Viernes, 2 de Julio de 2010
Desde el balcón
Mi amiga Pepita, con 87 años y una artrosis que le impide salir a la calle desde su piso sin ascensor, tiene la fortuna de poseer un balcón desde el que ve pasar la vida. Cuenta los coches y los transúntes que pasan ante su portal. Y tiene otro balcón que le permite estar al tanto de lo que ocurre en el mundo: su televisor.
Ella, una persona culta e inteligente, me tiene al tanto de las noticias, con su lúcido análisis incluido, y se sorprende de que yo esté menos informada que ella. El valor de la televisión para los ancianos actuales es enorme, sobre todo cuando ya están impedidos físicamente porque, si no tuvieran esa fuente de estímulo y contacto con la realidad diaria, se irían enclaustrando en sí mismos y caerían en la tristeza del aislamiento.

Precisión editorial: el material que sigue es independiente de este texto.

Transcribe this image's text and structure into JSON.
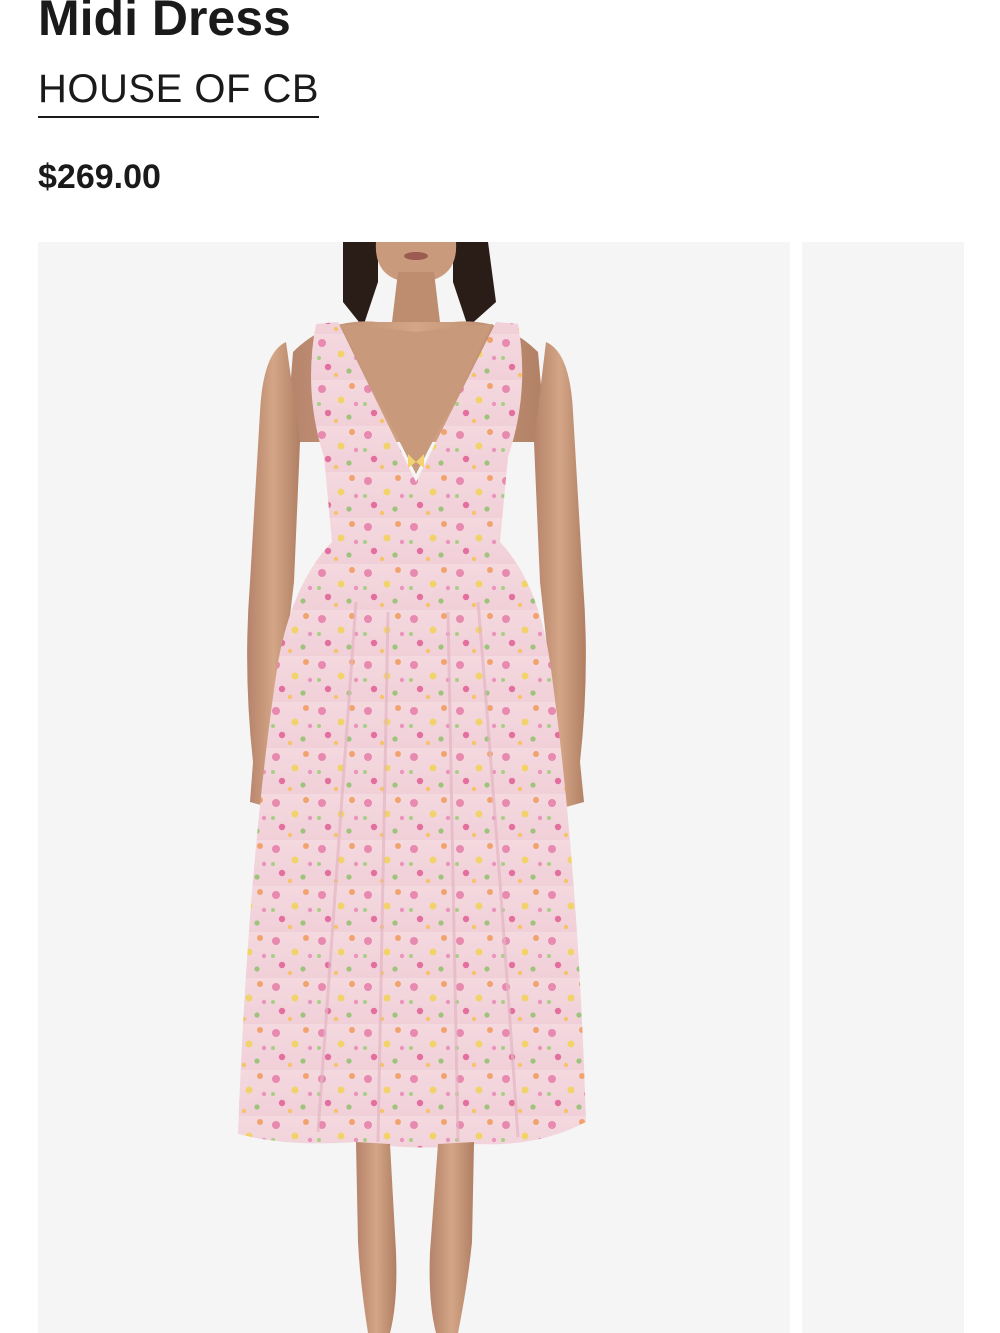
{
  "product": {
    "title": "Midi Dress",
    "brand": "HOUSE OF CB",
    "price": "$269.00"
  },
  "gallery": {
    "main_image_icon": "floral-pink-midi-dress-photo",
    "next_image_icon": "next-product-photo-peek",
    "background_color": "#f5f5f5"
  },
  "colors": {
    "text": "#1a1a1a",
    "dress_base": "#f3d6dc",
    "skin": "#c99a7c"
  }
}
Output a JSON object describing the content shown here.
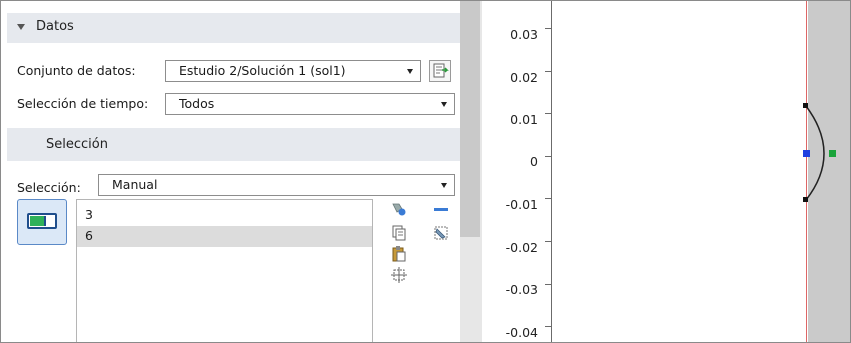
{
  "datos": {
    "title": "Datos",
    "dataset_label": "Conjunto de datos:",
    "dataset_value": "Estudio 2/Solución 1 (sol1)",
    "time_label": "Selección de tiempo:",
    "time_value": "Todos"
  },
  "seleccion": {
    "title": "Selección",
    "label": "Selección:",
    "value": "Manual",
    "items": [
      {
        "label": "3",
        "selected": false
      },
      {
        "label": "6",
        "selected": true
      }
    ]
  },
  "plot": {
    "ticks": [
      "0.03",
      "0.02",
      "0.01",
      "0",
      "-0.01",
      "-0.02",
      "-0.03",
      "-0.04"
    ],
    "colors": {
      "axis": "#6b6b6b",
      "red_line": "#dd6666",
      "blue_point": "#1f3fe0",
      "green_point": "#1aa33a",
      "gray_region": "#cacaca"
    }
  },
  "icons": [
    "collapse-triangle-icon",
    "dataset-settings-icon",
    "active-toggle-icon",
    "add-to-selection-icon",
    "remove-from-selection-icon",
    "copy-selection-icon",
    "clear-selection-icon",
    "paste-selection-icon",
    "zoom-to-selection-icon"
  ]
}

Pues bien, una vez llegada a nuestros hogares la televisión digital terrestre (TDT), Pepita ha visto reducido paulatinamente su acceso a los canales de televisión de que siempre disfrutó porque "hoy salen todos en negro", "hoy tengo varios pixelados", "hoy, es que no veo ninguno", y así siempre. Todos estamos sufriendo este atropello de la TDT pero los ancianos sin familia lo tienen mucho peor porque les es muy difícil encontrar a alguien que no esté a toda prisa yendo y viniendo por la vida de locos que todos llevamos y que encuentre un rato para dedicarlo a intentar mejorar la imagen de su televisor. Así que Pepita ya casi ha perdido uno de sus dos balcones.
¿Cómo seremos tan necios los humanos? Hemos creado un mundo lleno de dificultades, tan complejo y difícil de gestionar que cuando seamos mayores perderemos nuestra autonomía y reduciremos drásticamente nuestra interrelación con la realidad que nos rodea. Como vivir encerrados en un piso interior.